Welch faszinierende und im wahrsten Sinne des Wortes atemberaubende Landschaft wir heute in vollen Zügen genießen konnten! Die seichten Erhebungen, von denen ich gestern bereits so schwärmte, umgaben uns, während wir auf schmalen Trampelpfaden oder matschigen Wegen durch das Gelände wanderten. […] Von oben betrachtet sahen die Erhebungen so harmonisch aus, dass sie wie Dünen wirkten und wir uns wie in einer bis zum Horizont reichenden, grünen Wüste fühlten.
Als wir den Zielpunkt unserer Wanderung erreicht hatten, brach die Landschaft gen Norden hin erneut mit sich selbst. Ein rasanter Abstieg markierte den Beginn einer geschätzt 500m tiefer gelegenen Ebene. Gespickt mit vielen kleinen, charaktervollen Zacken, die wie dutzende braune Sahnetupferl die Fläche dekorierten, erstreckte sie sich in ungeahnte Weiten und schien sich dabei in der Unendlichkeit zu verlieren. Wir konnten große Schafsherden erkennen, die von ihren Hirten umhergetrieben wurden, und in der Ferne, irgendwo kurz vor dem Horizont, blickten wir auf Turkmenistan.
Auch wenn diese wahnsinnig schönen und unerwartet spektakulären Eindrücke aus der Natur alles andere in den Schatten stellten, konnte uns auch das Ausflugsziel begeistern. Am Schrein des Chaled Nabi, Namensgeber der gesamten Stätte, wird um einen arabischen Geistlichen getrauert. Viel interessanter war jedoch der umliegende Friedhof, der entstand, lange bevor sich hier eine der Buchreligionen durchsetzen konnte. Auf einem grünen Hang stehen in unregelmäßigen Abständen große, teils über 2m hohe Steelen [sic!] aus Stein, die [an menschliche …] Geschlechtsorgane [erinnern …]. Vor dem bereits beschriebenen Hintergrund ergaben sich vor allem im Licht der tiefer stehenden Sonne wirklich epische Motive.

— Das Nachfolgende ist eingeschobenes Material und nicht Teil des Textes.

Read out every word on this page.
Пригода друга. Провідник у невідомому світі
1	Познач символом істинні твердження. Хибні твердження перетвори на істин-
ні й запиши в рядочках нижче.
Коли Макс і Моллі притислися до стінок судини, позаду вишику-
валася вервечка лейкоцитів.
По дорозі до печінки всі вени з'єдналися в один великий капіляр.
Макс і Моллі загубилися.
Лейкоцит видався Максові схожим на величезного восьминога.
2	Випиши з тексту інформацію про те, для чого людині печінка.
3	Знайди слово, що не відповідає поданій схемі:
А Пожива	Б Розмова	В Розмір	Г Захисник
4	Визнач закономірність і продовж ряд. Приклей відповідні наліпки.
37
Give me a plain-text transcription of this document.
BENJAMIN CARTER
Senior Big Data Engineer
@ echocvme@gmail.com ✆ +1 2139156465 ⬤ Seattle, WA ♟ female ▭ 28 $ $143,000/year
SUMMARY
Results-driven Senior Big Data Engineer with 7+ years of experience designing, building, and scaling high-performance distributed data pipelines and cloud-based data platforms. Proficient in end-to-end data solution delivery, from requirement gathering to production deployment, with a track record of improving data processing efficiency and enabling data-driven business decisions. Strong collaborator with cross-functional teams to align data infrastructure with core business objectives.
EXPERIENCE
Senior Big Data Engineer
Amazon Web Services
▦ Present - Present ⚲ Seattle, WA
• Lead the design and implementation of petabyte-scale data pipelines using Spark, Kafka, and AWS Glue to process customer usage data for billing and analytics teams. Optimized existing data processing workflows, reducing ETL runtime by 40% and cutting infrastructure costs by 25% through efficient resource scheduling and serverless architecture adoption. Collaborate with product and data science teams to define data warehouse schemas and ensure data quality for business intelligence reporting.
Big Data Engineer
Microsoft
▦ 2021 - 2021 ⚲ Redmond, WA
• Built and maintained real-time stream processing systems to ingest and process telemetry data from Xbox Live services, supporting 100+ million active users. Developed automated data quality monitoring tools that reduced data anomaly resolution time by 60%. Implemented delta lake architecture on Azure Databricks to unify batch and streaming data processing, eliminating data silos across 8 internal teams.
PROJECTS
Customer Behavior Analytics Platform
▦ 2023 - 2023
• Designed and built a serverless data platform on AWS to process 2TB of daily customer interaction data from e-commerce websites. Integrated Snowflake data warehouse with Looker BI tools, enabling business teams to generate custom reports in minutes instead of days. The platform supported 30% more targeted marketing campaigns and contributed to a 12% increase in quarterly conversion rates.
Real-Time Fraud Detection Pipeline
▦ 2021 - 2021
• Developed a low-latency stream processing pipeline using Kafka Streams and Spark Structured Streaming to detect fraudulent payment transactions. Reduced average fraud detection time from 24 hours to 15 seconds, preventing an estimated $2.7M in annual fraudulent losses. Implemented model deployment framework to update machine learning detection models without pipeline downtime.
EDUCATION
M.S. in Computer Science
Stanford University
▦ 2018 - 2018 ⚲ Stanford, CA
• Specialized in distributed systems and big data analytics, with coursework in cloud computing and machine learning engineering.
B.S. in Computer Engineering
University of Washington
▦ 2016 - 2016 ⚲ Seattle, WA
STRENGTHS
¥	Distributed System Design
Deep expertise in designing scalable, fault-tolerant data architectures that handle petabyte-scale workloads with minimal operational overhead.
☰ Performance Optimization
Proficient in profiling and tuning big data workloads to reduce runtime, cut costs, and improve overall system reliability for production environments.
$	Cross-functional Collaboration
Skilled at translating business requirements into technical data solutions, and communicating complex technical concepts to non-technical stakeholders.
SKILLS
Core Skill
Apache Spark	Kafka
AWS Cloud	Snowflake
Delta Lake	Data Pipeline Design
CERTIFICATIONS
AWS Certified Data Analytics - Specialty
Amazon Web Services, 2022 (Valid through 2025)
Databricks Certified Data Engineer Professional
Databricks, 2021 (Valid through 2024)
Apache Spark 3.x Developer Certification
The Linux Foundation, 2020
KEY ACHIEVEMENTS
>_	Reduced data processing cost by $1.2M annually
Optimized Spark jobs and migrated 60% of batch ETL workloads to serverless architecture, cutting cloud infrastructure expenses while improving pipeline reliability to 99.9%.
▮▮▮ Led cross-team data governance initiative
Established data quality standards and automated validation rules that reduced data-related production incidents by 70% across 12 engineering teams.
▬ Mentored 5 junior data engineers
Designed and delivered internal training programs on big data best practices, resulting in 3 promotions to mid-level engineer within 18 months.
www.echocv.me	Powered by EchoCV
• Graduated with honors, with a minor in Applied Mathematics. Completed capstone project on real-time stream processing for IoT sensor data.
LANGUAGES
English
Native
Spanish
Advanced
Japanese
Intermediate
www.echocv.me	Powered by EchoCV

Weil es uns heute so umgehauen hat, durch diese Gegend zu wandern, und auch weil die Wettervorhersage noch einmal Sonne prognostiziert, haben wir uns bereits entschieden, um eine Nacht zu verlängern und den Heiligen Abend in dieser abgeschiedenen und friedlichen Region zu verbringen. Weihnachtstelefonate müssen dann warten. Eine Internetverbindung oder stabilen Handyempfang haben wir hier nämlich nicht.